Campfire 2 was supposed to fix all of that. It didn’t ship. But the work that went into it directly informed the theme architecture that Loomwork uses today.
What We Tried
The core idea of Campfire 2 was theme inheritance. Instead of each theme defining every variable, themes would extend a base set of defaults and only override what they needed. The implementation used CSS custom property fallbacks chained three levels deep:
:root {
--color-bg: var(--theme-bg, var(--base-bg, #fafaf9));
}
This looked elegant on paper. A theme only needed to set --theme-bg and everything downstream would pick it up.
Where It Broke
Specificity Wars
The three-level fallback chain interacted badly with dark mode, which also needed to override variables. We ended up with:
[data-dark="true"] {
--color-bg: var(--theme-dark-bg, var(--base-dark-bg, #1c1917));
}
Four levels of indirection. When a theme author needed to debug why their background color wasn’t applying, they had to trace through base defaults → theme overrides → dark mode base → dark mode theme. It was a mess.
Build Complexity
The inheritance system required a build step to validate that themes provided the right variables. We wrote a PostCSS plugin for this, which added tooling complexity and made the “just edit CSS” promise ring hollow.
Cognitive Load
For theme authors, the mental model of “set these ten variables and inherit the rest” sounds simple. In practice, the cascade meant that small changes had unpredictable downstream effects. Changing --theme-accent might affect buttons, links, code blocks, and borders in ways that weren’t obvious without rendering every page.
What We Learned
1. Explicit is better than inherited
The current theme system uses :where(:root) for base defaults (specificity 0,0,0) and plain :root in theme files. No inheritance chain. Every theme sets every variable it cares about, and the defaults are genuinely defaults — not a complex fallback ladder.

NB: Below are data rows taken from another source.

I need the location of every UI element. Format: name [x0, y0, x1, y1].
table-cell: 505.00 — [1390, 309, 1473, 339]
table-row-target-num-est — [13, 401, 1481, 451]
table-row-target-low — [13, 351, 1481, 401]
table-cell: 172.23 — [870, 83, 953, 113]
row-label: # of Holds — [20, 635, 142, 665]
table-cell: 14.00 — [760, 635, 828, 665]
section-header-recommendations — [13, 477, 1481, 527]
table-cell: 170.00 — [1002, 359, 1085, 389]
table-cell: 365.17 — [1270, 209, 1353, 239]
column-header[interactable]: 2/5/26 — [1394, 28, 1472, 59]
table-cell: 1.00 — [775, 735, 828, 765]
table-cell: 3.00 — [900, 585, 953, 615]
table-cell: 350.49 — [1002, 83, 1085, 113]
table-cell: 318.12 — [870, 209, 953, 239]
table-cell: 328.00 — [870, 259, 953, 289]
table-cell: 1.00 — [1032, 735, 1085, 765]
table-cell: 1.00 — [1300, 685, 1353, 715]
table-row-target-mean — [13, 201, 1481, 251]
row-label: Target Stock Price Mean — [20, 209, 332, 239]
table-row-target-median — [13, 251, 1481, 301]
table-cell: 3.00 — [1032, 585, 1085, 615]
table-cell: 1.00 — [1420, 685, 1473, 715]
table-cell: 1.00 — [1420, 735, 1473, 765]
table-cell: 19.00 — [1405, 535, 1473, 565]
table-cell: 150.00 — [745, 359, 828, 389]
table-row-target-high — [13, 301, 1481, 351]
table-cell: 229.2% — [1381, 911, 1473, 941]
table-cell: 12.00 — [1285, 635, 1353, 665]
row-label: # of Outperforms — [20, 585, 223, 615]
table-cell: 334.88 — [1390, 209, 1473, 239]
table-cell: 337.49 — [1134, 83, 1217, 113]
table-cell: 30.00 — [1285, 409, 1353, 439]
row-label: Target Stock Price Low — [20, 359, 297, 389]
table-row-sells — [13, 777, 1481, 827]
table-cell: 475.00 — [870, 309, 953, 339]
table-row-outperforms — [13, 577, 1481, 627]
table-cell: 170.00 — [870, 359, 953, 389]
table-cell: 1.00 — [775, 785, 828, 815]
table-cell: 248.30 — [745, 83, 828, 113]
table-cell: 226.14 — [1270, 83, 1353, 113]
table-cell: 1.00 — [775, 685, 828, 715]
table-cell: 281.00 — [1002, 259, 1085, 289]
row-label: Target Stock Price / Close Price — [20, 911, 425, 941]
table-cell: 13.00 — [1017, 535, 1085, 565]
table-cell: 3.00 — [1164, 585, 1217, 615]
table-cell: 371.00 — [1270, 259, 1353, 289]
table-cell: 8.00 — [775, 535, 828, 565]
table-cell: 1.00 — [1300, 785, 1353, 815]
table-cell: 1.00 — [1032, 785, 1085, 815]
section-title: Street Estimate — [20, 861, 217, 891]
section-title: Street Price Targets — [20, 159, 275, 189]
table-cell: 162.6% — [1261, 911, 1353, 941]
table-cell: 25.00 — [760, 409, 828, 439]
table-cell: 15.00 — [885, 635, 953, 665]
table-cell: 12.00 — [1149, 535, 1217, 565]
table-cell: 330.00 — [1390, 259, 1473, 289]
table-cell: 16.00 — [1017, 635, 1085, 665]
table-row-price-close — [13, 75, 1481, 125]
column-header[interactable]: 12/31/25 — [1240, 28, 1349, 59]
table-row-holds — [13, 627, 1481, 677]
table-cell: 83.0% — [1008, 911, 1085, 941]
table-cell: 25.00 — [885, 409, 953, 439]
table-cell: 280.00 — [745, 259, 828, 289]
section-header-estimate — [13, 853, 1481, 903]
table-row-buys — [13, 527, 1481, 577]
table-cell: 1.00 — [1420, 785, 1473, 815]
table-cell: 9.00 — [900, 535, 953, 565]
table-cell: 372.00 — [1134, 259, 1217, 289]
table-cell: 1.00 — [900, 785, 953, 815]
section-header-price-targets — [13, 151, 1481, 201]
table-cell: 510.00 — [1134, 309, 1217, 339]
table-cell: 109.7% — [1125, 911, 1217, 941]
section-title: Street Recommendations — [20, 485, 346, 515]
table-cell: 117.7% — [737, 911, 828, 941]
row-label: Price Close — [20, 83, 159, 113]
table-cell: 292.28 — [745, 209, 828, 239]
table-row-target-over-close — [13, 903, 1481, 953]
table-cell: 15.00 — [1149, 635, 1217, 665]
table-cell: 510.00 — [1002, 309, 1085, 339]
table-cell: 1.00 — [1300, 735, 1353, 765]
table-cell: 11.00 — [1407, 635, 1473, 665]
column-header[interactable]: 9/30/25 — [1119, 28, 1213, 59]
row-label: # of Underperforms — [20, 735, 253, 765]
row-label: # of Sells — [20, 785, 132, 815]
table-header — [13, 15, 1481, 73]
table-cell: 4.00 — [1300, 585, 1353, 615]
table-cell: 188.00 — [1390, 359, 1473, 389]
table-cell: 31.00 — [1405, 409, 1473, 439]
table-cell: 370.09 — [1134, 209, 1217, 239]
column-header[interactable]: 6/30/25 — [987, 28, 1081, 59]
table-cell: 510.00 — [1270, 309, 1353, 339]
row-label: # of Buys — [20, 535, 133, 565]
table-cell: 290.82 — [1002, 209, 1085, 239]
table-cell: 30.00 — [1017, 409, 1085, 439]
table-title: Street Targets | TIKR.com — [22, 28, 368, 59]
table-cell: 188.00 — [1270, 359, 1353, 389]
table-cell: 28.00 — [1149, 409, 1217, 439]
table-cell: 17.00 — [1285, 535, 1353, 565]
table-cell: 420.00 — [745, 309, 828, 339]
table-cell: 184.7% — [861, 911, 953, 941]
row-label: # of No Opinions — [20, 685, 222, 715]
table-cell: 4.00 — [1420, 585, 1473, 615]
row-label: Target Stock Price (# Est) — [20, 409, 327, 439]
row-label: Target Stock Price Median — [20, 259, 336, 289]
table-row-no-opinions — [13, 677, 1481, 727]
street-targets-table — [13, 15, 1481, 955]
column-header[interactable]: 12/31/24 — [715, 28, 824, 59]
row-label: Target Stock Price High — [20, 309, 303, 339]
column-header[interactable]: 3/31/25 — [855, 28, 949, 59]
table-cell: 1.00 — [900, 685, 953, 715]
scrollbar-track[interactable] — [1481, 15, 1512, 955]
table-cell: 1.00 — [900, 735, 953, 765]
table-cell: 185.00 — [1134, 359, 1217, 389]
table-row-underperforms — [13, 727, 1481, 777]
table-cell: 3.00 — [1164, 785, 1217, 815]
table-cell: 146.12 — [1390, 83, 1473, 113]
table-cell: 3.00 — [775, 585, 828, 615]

2. The theme file should be self-contained
A theme author should be able to open one CSS file, see every variable, and understand the full picture. The Campfire 2 approach made themes smaller (fewer lines) but harder to understand (implicit inheritance).
3. Dark mode is a theme concern, not a framework concern
In the current system, each theme defines its own dark mode overrides within its CSS file. The framework provides the toggle and the [data-dark] attribute. This means themes have full control over their dark palette without fighting a base layer.
4. Time spent on failed approaches is not wasted
Campfire 2 took about two weeks of focused work. None of that code shipped. But the clarity it brought to the design of the current system probably saved a month of iteration. Sometimes you have to build the wrong thing to understand the right thing.
The Takeaway
If you’re building a theme system — or any system with layers of configuration — start with the dumbest, most explicit approach first. Add abstraction only when the pain of repetition is real and measured, not theoretical. Campfire 2 was a solution to a problem we imagined was worse than it actually was.